– Отец варит с ним меды, – объяснила девочка, – самые крепкие и самые дорогие. А я люблю, как он цветет. Ты видел, как цветет мак?
– Я все видел, – отважно соврал Сивоок, с трудом удерживаясь от искушения протянуть руку и потрогать волосы Велички: настоящие они, живые или, возможно, сделанные из каких-нибудь заморских нитей, как у некоторых купцов вытканы корзна, сверкающие на солнце и даже в сумерках?
Мак оказался красным, и лепестки у него были тоже словно бы ненастоящие, словно вырезанные из нежной заморской ткани и прицепленные к зеленому стеблю.

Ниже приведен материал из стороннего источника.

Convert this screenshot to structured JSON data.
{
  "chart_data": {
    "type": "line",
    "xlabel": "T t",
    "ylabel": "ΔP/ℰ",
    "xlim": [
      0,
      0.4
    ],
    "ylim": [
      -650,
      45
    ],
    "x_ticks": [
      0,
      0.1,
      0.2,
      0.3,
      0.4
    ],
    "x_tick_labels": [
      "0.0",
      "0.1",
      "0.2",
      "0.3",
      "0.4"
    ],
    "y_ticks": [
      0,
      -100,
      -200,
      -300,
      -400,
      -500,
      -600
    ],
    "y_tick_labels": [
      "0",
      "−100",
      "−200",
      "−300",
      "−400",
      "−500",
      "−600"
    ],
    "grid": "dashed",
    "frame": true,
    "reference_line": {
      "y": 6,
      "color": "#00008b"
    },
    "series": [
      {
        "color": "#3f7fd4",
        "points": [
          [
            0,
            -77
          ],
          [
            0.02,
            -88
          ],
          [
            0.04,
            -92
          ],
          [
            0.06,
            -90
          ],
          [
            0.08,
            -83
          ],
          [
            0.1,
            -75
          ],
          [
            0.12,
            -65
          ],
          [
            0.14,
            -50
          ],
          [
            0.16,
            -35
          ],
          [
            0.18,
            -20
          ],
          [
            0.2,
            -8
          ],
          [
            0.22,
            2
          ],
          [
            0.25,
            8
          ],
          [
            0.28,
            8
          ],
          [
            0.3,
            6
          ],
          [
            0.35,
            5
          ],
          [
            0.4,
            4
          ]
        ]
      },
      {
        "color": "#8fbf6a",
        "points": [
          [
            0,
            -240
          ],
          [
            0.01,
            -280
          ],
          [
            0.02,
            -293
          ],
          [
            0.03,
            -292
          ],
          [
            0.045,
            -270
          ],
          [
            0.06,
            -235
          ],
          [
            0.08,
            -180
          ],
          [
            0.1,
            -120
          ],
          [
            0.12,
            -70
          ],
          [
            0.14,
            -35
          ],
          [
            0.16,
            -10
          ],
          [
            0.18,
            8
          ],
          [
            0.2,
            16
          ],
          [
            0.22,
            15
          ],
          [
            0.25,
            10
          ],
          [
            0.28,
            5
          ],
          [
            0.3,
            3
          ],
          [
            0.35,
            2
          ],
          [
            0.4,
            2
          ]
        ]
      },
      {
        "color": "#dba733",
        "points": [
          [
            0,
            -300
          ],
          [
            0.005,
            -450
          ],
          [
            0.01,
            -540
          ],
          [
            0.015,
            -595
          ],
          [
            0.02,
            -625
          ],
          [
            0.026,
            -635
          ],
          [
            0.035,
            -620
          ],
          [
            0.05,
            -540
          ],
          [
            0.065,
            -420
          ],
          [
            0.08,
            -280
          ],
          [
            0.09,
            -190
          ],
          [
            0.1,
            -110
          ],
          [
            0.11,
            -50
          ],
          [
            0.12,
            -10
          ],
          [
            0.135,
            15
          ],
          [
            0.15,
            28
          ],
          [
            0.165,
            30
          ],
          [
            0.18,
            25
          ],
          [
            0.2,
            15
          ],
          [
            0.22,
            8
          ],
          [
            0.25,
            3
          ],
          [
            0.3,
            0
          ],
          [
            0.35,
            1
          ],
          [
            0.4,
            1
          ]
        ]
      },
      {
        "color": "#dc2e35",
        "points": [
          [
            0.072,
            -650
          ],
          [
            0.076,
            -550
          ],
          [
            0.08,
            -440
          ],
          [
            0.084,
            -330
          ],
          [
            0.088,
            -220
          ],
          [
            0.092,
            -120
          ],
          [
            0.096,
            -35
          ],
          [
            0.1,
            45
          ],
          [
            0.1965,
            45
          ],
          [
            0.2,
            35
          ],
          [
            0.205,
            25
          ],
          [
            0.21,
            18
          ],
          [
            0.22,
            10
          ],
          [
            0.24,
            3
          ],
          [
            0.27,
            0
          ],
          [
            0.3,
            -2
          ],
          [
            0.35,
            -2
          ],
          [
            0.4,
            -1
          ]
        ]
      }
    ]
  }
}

– Я знаю лучшие цветы, – сказал Сивоок, – в самой дальней пуще, среди красных боров растет высокий синий цветок. Величиной с тебя.
– А почему боры красные? – спросила девочка.
– Потому что веток там не видно, они где-то далеко-далеко вверху, а видны только стволы, и кора на них от долголетия покраснела.
– А разве может быть цветок такой величины, как я? – снова не поверила девочка.
– Хочешь, я принесу тебе?
– А хочу.
– Ну ладно.
Но пришел Ситник, молча дернул Сивоока за руку и повел за собой.
– Приходи! – крикнула Величка, а он не знал: оглянуться на девочку или вырваться от Ситника и снова побежать к ней.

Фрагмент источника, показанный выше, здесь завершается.